O retrato surge depois de a Organização Internacional das Migrações (OIM) ter apelado a Moçambique, no final de abril, para a implementação de medidas que melhorem a assistência humanitária no norte do país.
"A OIM apela a um acesso humanitário total e a uma redução dos impedimentos burocráticos, incluindo a emissão de vistos [para especialistas da ONU], para garantir uma prestação oportuna e eficiente da ajuda humanitária", assim como "um maior e estratégico envolvimento com o Governo", referiu Laura Tomm-Bonde, chefe de missão da OIM em Moçambique.
A OIM estima que pelo menos 11.000 pessoas em fuga precisem de ajuda urgente (sobretudo comida e abrigo) às portas do projeto de gás suspenso em abril pela petrolífera Total, em Quitunda, distrito de Palma - além de outros quase 50.000 que já saíram para outros distritos, engrossando os 714.000 deslocados do conflito armado que opõe forças moçambicanas e rebeldes armados em Cabo Delgado.
"O atual foco no 'terrorismo' serve claramente os interesses políticos e económicos daqueles que intervêm em Moçambique", mas "não deve ser à custa de salvar vidas e do alívio do imenso sofrimento que o povo de Cabo Delgado enfrenta", sublinha Whittall.
Falando deste tipo de cenários noutros países como a Síria, Iraque ou Afeganistão, realça que designar um grupo como "terrorista" faz muitas vezes com que "os grupos em questão sejam empurrados ainda mais para a clandestinidade, tornando o diálogo com eles para acesso humanitário mais complexo".
"Embora os Estados possam alegar que não negoceiam com terroristas, os trabalhadores humanitários são obrigados a prestar ajuda humanitária de forma imparcial e a negociar com qualquer grupo que controle o território ou que possa prejudicar os nossos pacientes e funcionários", sublinha.

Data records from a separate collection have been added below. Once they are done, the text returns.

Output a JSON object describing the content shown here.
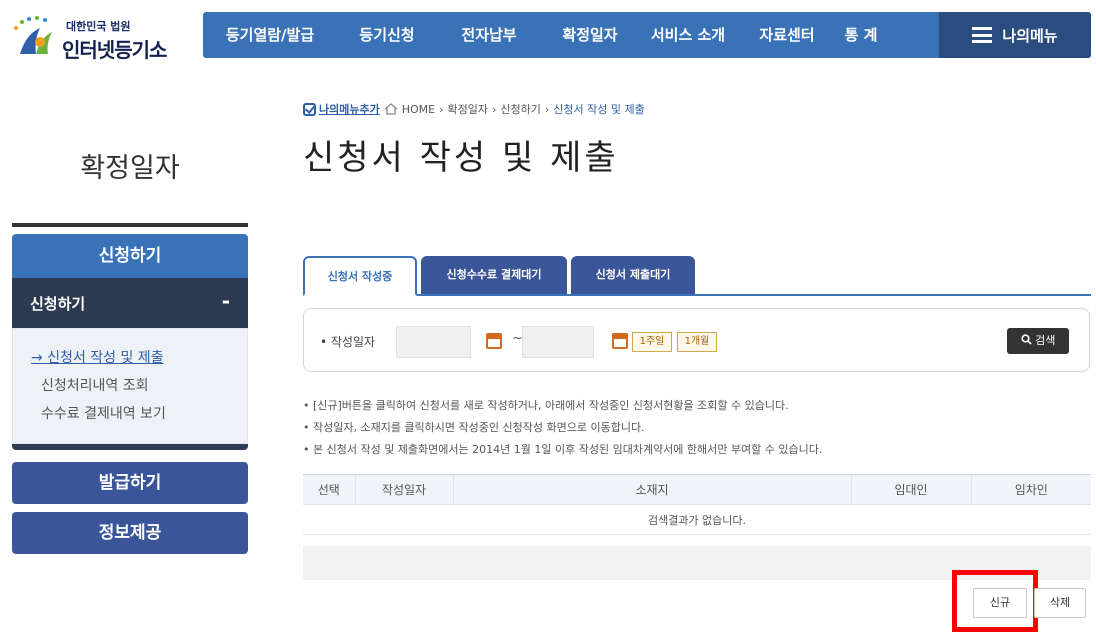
{
  "header": {
    "logo_sub": "대한민국 법원",
    "logo_main": "인터넷등기소",
    "menus": [
      "등기열람/발급",
      "등기신청",
      "전자납부",
      "확정일자",
      "서비스 소개",
      "자료센터",
      "통 계"
    ],
    "my_menu": "나의메뉴"
  },
  "sidebar": {
    "title": "확정일자",
    "section": "신청하기",
    "sub_section": "신청하기",
    "collapse_symbol": "-",
    "items": [
      {
        "label": "→ 신청서 작성 및 제출",
        "active": true
      },
      {
        "label": "신청처리내역 조회",
        "active": false
      },
      {
        "label": "수수료 결제내역 보기",
        "active": false
      }
    ],
    "bottom_buttons": [
      "발급하기",
      "정보제공"
    ]
  },
  "breadcrumb": {
    "my_menu_add": "나의메뉴추가",
    "items": [
      "HOME",
      "확정일자",
      "신청하기",
      "신청서 작성 및 제출"
    ]
  },
  "page_title": "신청서 작성 및 제출",
  "tabs": [
    "신청서 작성중",
    "신청수수료 결제대기",
    "신청서 제출대기"
  ],
  "search": {
    "label": "• 작성일자",
    "from_value": "",
    "tilde": "~",
    "to_value": "",
    "period_buttons": [
      "1주일",
      "1개월"
    ],
    "search_button": "검색"
  },
  "notices": [
    "• [신규]버튼을 클릭하여 신청서를 새로 작성하거나, 아래에서 작성중인 신청서현황을 조회할 수 있습니다.",
    "• 작성일자, 소재지를 클릭하시면 작성중인 신청작성 화면으로 이동합니다.",
    "• 본 신청서 작성 및 제출화면에서는 2014년 1월 1일 이후 작성된 임대차계약서에 한해서만 부여할 수 있습니다."
  ],
  "table": {
    "headers": [
      "선택",
      "작성일자",
      "소재지",
      "임대인",
      "임차인"
    ],
    "empty_message": "검색결과가 없습니다."
  },
  "buttons": {
    "new": "신규",
    "delete": "삭제"
  },
  "colors": {
    "nav_blue": "#3a72b8",
    "sidebar_dark": "#2c3a52",
    "highlight": "#ff0000"
  }
}
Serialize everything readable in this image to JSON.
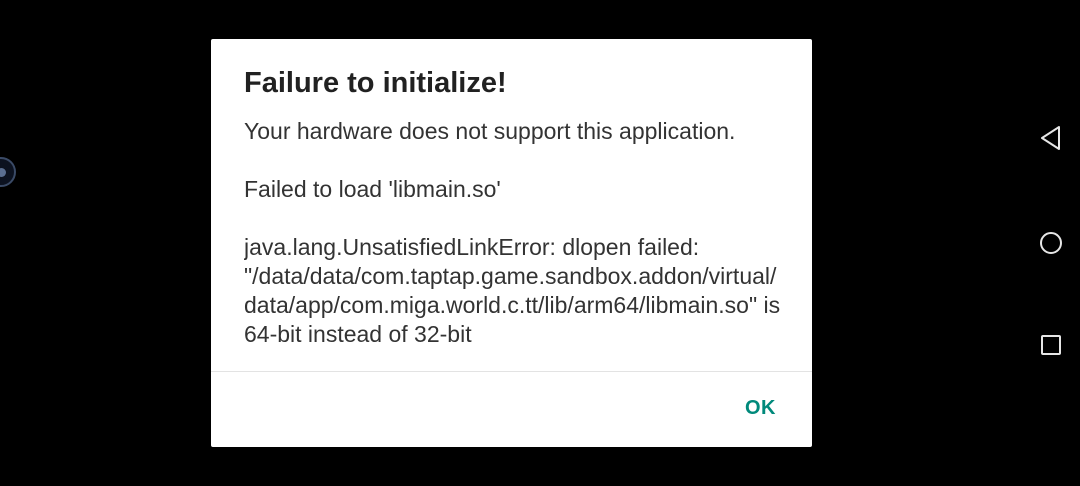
{
  "dialog": {
    "title": "Failure to initialize!",
    "message_1": "Your hardware does not support this application.",
    "message_2": "Failed to load 'libmain.so'",
    "message_3": "java.lang.UnsatisfiedLinkError: dlopen failed: \"/data/data/com.taptap.game.sandbox.addon/virtual/data/app/com.miga.world.c.tt/lib/arm64/libmain.so\" is 64-bit instead of 32-bit",
    "ok_label": "OK"
  },
  "colors": {
    "accent": "#00897b",
    "background": "#000000",
    "dialog_background": "#ffffff"
  },
  "navigation": {
    "icons": [
      "back-icon",
      "home-icon",
      "recents-icon"
    ]
  }
}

Os MSF justificam assim a necessidade de trabalharem de forma independente nestes cenários, para ganhar a confiança das partes e ter espaço de diálogo.
As operações de combate ao terrorismo "tentam colocar as atividades humanitárias sob o controlo total do Estado e das coligações militares que as apoiam" e nesse contexto "a ajuda é negada, facilitada ou prestada para aumentar a credibilidade do governo, para conquistar corações e mentes para a intervenção militar, ou para punir comunidades que são acusadas de simpatizar com um grupo da oposição", escreve no comunicado.
A situação prejudica "os mais vulneráveis" razão pela qual "organizações como os MSF precisam de ser capazes de trabalhar de forma independente".
"É nestas situações que temos visto muitas vezes hospitais destruídos e aldeias inteiras arrasadas em ataques que não conseguem distinguir entre alvos militares e civis. As comunidades estão muitas vezes presas entre a violência indiscriminada por grupos armados e a resposta contra o terrorismo por parte do Estado", conclui.
Grupos armados aterrorizam Cabo Delgado desde 2017, sendo alguns ataques reclamados pelo grupo 'jihadista' Estado Islâmico, numa onda de violência que já provocou mais de 2.500 mortes, segundo o projeto de registo de conflitos ACLED, e 714.000 deslocados, de acordo com o Governo moçambicano.
Um ataque a Palma, junto ao projeto de gás em construção, a 24 de março provocou dezenas de mortos e feridos, sem balanço oficial anunciado.
As autoridades moçambicanas anunciaram controlar a vila, mas o ataque levou a petrolífera Total a abandonar o recinto do empreendimento que tinha início de produção previsto para 2024 e no qual estão ancoradas muitas das expectativas de crescimento económico de Moçambique na próxima década.